Kendati demikian, dia mengatakan perlu ada batasan atau syarat yang perlu diatur mengenai pencalonan presiden dan wakil presiden tersebut.

"Nah, syarat-syarat itu apa? Ya nanti kami akan dibicarakan dari masing-masing fraksi dengan pemerintah dalam revisi Undang-Undang Pemilu," ujarnya.

Dia menekankan yang pasti persyaratan pencalonan adalah nol persen atau tidak ada ambang batas, sesuai dengan Putusan Mahkamah Konstitusi (MK) Nomor 62/PUU-XXII/2024.

Sebelumnya, MK memutuskan menghapus ketentuan presidential threshold pada Pasal 222 Undang-Undang Nomor 7 Tahun 2017 tentang Pemilihan Umum (Pemilu) karena bertentangan dengan Undang-undang Dasar Negara Republik Indonesia Tahun 1945.

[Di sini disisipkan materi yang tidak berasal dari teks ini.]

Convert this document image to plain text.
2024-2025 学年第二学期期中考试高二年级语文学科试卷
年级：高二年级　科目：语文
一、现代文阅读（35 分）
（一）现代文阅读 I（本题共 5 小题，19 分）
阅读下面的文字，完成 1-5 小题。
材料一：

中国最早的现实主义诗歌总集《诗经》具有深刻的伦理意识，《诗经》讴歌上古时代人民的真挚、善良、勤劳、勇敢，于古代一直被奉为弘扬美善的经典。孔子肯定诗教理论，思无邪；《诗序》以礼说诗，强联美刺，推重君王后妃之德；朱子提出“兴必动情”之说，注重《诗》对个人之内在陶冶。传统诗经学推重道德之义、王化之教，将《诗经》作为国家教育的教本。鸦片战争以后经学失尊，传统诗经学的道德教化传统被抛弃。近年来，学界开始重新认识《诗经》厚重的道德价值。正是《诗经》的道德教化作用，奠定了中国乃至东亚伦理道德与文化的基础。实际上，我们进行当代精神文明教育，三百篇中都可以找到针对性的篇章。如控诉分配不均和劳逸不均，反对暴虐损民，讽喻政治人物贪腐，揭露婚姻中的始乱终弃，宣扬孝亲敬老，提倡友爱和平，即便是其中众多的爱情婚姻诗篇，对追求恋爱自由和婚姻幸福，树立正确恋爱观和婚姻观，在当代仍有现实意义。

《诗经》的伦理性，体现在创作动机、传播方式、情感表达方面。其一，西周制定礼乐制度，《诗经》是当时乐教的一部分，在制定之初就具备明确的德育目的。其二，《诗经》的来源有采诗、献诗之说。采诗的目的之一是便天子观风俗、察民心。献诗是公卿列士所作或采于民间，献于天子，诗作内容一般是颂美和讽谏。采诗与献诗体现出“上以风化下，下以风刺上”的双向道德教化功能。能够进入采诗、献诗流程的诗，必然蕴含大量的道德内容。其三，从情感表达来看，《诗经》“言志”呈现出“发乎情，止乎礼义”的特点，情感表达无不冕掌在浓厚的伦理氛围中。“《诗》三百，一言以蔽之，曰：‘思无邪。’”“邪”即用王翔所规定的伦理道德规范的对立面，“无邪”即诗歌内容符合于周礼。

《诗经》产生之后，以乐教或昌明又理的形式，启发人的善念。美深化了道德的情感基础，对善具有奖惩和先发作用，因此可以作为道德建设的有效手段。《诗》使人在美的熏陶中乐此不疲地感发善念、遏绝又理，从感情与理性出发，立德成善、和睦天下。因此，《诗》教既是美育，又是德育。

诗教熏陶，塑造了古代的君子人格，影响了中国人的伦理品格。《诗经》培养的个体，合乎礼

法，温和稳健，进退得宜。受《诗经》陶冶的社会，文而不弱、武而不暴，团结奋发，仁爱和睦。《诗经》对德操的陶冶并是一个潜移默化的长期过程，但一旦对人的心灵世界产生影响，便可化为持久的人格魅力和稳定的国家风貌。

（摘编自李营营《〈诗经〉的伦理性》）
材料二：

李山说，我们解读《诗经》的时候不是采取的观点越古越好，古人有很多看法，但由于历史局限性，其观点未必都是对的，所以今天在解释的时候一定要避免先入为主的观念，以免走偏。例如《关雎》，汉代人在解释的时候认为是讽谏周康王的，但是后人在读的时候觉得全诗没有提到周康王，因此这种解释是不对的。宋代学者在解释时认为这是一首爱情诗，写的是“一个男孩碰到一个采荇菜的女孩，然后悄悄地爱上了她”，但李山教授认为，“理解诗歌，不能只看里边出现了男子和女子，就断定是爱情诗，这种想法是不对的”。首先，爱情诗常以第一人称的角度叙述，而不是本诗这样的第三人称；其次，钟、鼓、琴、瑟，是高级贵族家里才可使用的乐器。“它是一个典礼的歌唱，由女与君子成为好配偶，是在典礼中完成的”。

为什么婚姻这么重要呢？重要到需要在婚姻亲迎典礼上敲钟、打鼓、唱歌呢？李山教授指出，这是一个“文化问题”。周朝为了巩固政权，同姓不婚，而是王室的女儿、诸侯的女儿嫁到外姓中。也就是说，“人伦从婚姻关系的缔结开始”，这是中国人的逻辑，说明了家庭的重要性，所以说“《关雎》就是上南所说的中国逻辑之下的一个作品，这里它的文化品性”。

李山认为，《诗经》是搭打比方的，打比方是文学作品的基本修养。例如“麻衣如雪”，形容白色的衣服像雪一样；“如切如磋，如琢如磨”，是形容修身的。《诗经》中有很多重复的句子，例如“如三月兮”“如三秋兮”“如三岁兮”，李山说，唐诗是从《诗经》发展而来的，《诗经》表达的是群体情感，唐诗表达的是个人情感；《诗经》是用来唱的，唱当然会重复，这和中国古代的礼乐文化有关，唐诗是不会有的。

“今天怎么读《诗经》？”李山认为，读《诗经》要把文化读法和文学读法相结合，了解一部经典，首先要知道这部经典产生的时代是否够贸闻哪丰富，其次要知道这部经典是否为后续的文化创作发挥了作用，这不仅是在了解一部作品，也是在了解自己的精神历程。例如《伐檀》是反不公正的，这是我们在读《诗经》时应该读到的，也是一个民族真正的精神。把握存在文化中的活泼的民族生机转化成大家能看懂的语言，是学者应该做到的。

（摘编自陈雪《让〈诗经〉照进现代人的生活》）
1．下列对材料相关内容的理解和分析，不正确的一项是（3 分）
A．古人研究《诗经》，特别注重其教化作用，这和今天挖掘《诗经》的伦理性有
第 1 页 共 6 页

MK menilai presidential threshold yang diatur dalam Pasal 222 UU Nomor 7 Tahun 2017 menutup dan menghilangkan hak konstitusional partai politik peserta pemilu yang tidak memiliki persentase suara sah secara nasional atau persentase jumlah kursi di DPR pada pemilu sebelumnya untuk mengusulkan pasangan calon presiden dan wakil presiden.

Selanjutnya, MK mempelajari bahwa arah pergerakan politik Indonesia cenderung selalu mengupayakan setiap pemilu presiden dan wakil presiden hanya diikuti dua pasangan calon.

Menurut MK, kondisi ini menjadikan masyarakat mudah terjebak dalam polarisasi yang mengancam keutuhan Indonesia apabila tidak diantisipasi.

Oleh karena itu, MK menyatakan presidential threshold yang ditentukan dalam Pasal 222 UU Nomor 7 Tahun 2017 tidak hanya bertentangan dengan hak politik dan kedaulatan rakyat, tetapi juga melanggar moralitas, rasionalitas, dan ketidakadilan yang tidak dapat ditoleransi.